Furthermore, he noted there were still more challenges ahead in the pursuit for food self sufficiency and poverty alleviation posed by the increasing population coupled with global warming which, called for more investment of resources - money, human resource and infrastructure development and greater collaboration in agricultural research among local, regional and international institutions.
Agricultural research, Hon Pinda said, has a very important role to play to generate knowledge on how to sustainably increase productivity. These include providing improved high yielding varieties resistant to the major pests and diseases, good agronomical practices to get the maximum yield and sustainable and cost effective ways to control pests and diseases and on processing and proper post harvest handling of the farmers’ produce.
While welcoming the honorable Prime Minister to lay the building’s foundation stone, the outgoing Board chair Prof Bryan Harvey, in a speech read on his behalf by Prof Bruce Coulman -the new incoming board chair-, thanked the Government of Tanzania for its commitment to agriculture and agricultural research in the country.
He said that IITA had been operating in Tanzania for many years, primarily through special projects, but was elevated to be the institute's regional hub for East and Central Africa in 2005 to support the expansion of the its (th institute’s) activities in the region.
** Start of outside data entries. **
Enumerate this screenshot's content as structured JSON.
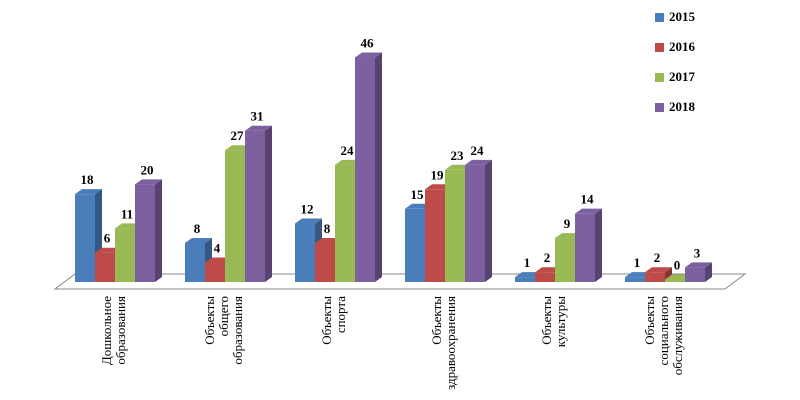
{
  "chart_data": {
    "type": "bar",
    "categories": [
      [
        "Дошкольное",
        "образования"
      ],
      [
        "Объекты",
        "общего",
        "образования"
      ],
      [
        "Объекты",
        "спорта"
      ],
      [
        "Объекты",
        "здравоохранения"
      ],
      [
        "Объекты",
        "культуры"
      ],
      [
        "Объекты",
        "социального",
        "обслуживания"
      ]
    ],
    "series": [
      {
        "name": "2015",
        "color": "#4A7EBB",
        "values": [
          18,
          8,
          12,
          15,
          1,
          1
        ]
      },
      {
        "name": "2016",
        "color": "#BE4B48",
        "values": [
          6,
          4,
          8,
          19,
          2,
          2
        ]
      },
      {
        "name": "2017",
        "color": "#98B954",
        "values": [
          11,
          27,
          24,
          23,
          9,
          0
        ]
      },
      {
        "name": "2018",
        "color": "#7D60A0",
        "values": [
          20,
          31,
          46,
          24,
          14,
          3
        ]
      }
    ],
    "ylim": [
      0,
      50
    ],
    "grid": false,
    "legend": "top-right",
    "three_d": true
  }
}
He said the expansion created the need for more space and resources and hence the decision, once more by the Board of Trustees, to acquire the present property of 2.3 acres and to invest in new research facilities, one of which was the modern and energy-efficient science block which was the first of its kind in Tanzania.
The IITA science building is an ultra-modern, environmentally friendly building with state-of-the-art, energy-efficient construction, appliances, and renewable energy sources, such as solar water heating, solar power, and natural lighting. It will reduce its energy use by 65-70% with efficient air handling control. It is dedicated to the fight against hunger and poverty and will contribute towards boosting agricultural productivity in the region.